4 Responses to Joel Smith Q & A with Simon Hunt. Box & Hurdle Jumping with Weightlifting

  1. ultharth says:

    “Not deadlift. I use 90% in the competition phase of training that last for 6 weeks. 3 sets of 3 reps each at 90 – 95% max, two times a week. Using 60 sec rest between sets will really train the ATP and neurological systems to their maximum. Using longer rests between sets (2-5 mins) will simulate competition conditions”

    To get a best out of your athlete in weight room longer break is required, ATP has to be restored to obtain required results (for every second of max/ submax work minute or longer is required to restore 80% of ATP) short breaks during workouts stimulating hypertrophy In my opinion you have to go lower in some stages in percentages to go higher in further stages.
    “The deadlift wasn’t a favorite in our eyes either until we noticed an interesting and powerfully motivating fact: World and European powerlifting records show that the deadlift and the squat records are within 10% or less of each other across all weight classes, both for men and women. Yet the deadlift works a significantly greater percentage of the muscles and involves multiple joints”


  2. Simon Hunt says:

    Thanks for you comment Ultharth, I´ve used deadlift for years in the general conditioning (hypertrophy) phase of preparation for jumpers and sprinter. Also I have good results with a 1/4 deadlift using a ring shaped bar so you can stand in the centre of the weight. Also 1/4 squats with heavy weights on 1-2 reps in competition phase is effective, top jumpers using 230kg upwards. I´ve spent decades using a 90 sec rest between sets for 70% max and upwards, as ATP recovery does not really increase after this period, and even quicker if creatine has been used. Recently I´ve been trying a mix of lighter loads e.g. 45% with shorter rests under 60 sec during power development phase, as suggested by some American trainers like Luke Lowery, who work in basketball and football.
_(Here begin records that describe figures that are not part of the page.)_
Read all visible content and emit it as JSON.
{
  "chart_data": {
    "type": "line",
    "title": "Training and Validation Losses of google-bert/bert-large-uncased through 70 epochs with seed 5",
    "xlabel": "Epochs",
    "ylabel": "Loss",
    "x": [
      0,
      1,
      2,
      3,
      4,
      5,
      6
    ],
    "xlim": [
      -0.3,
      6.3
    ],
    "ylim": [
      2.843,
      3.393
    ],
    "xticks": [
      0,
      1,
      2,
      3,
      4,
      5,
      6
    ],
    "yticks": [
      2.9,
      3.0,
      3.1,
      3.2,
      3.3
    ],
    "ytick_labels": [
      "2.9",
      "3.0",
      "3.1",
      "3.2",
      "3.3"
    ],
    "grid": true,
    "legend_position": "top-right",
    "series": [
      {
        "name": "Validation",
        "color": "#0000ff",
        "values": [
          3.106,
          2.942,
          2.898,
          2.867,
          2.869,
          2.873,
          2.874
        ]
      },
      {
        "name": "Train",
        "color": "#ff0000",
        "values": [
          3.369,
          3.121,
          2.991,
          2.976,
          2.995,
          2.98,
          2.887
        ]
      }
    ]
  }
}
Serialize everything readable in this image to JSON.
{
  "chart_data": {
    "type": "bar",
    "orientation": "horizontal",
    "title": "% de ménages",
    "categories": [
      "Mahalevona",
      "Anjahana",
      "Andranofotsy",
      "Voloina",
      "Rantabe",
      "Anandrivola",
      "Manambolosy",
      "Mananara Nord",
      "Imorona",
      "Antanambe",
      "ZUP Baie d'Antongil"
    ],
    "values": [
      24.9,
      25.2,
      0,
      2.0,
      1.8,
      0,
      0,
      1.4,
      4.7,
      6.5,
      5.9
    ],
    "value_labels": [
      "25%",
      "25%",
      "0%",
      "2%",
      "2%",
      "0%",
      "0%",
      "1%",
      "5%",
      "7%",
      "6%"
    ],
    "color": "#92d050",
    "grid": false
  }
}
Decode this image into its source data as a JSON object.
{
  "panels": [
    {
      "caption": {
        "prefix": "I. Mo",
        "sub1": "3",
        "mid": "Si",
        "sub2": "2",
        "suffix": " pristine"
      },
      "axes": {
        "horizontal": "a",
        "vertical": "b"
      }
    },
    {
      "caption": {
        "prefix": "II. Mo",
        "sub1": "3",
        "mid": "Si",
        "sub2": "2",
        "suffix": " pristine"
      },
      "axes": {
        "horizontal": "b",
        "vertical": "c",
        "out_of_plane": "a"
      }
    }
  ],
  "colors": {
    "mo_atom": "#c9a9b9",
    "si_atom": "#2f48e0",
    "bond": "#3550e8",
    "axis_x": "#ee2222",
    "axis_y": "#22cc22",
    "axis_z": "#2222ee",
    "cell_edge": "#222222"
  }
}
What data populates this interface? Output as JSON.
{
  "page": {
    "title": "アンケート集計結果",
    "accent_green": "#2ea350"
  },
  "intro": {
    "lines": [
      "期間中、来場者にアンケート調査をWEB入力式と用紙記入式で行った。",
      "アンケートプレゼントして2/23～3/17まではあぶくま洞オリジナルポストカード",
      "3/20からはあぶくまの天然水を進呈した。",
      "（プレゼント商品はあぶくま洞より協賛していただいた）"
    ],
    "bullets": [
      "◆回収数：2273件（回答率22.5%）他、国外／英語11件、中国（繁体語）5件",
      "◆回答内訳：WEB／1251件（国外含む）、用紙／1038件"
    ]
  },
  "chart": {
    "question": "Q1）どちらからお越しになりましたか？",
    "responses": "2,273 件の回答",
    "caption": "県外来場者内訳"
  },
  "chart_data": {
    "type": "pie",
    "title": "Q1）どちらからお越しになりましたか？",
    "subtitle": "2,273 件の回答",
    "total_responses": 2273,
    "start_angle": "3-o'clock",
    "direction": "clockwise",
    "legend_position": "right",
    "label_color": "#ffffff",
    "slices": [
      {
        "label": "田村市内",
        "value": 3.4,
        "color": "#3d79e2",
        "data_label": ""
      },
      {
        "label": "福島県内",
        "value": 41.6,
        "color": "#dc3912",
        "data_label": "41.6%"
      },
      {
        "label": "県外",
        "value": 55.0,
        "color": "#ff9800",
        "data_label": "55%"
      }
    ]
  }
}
    Thanks for the link to the PDF article, interesting read.



    • ultharth says:

      Thanks for your response
      Regards to restoring ATP the difference is not that great if you look between 90sec and 2min I totally agree with that. However all researches have showed that somewhere between 3/5min or even longer during weight lifting is necessary to reach Full Recovery. When I said that In my opinion you have to go lower in some stages in percentages to go higher in further stages I meant no lower than 80% If you look at the speed of the bar in final stages of let say ½ squat with 45% and 80% difference is not that great and from my research and experience power output in weight room when you are working with lower % doesn’t converting into power output on the track during tests: Shot FF, BW, standing long jump, standing high jump, long skipping,
      Weight lifters, shot putters, discus throwers, almost never going below 80% of 1MR and always have a long recovery when building strength (except hypertrophy periods) even thou they are over 110kg body weight their power output is a DREAM for jumpers and sprinters. So to go fast, high or far you have to lift heavy 80%+ with long recovery for most of the season and at the same time avoiding hypertrophy stages.


  3. Tommy says:

    Hi Simon,
    how would i be able to get phase 1 and 2 of the strenght and conditioning program and phase 3 of the bounding program.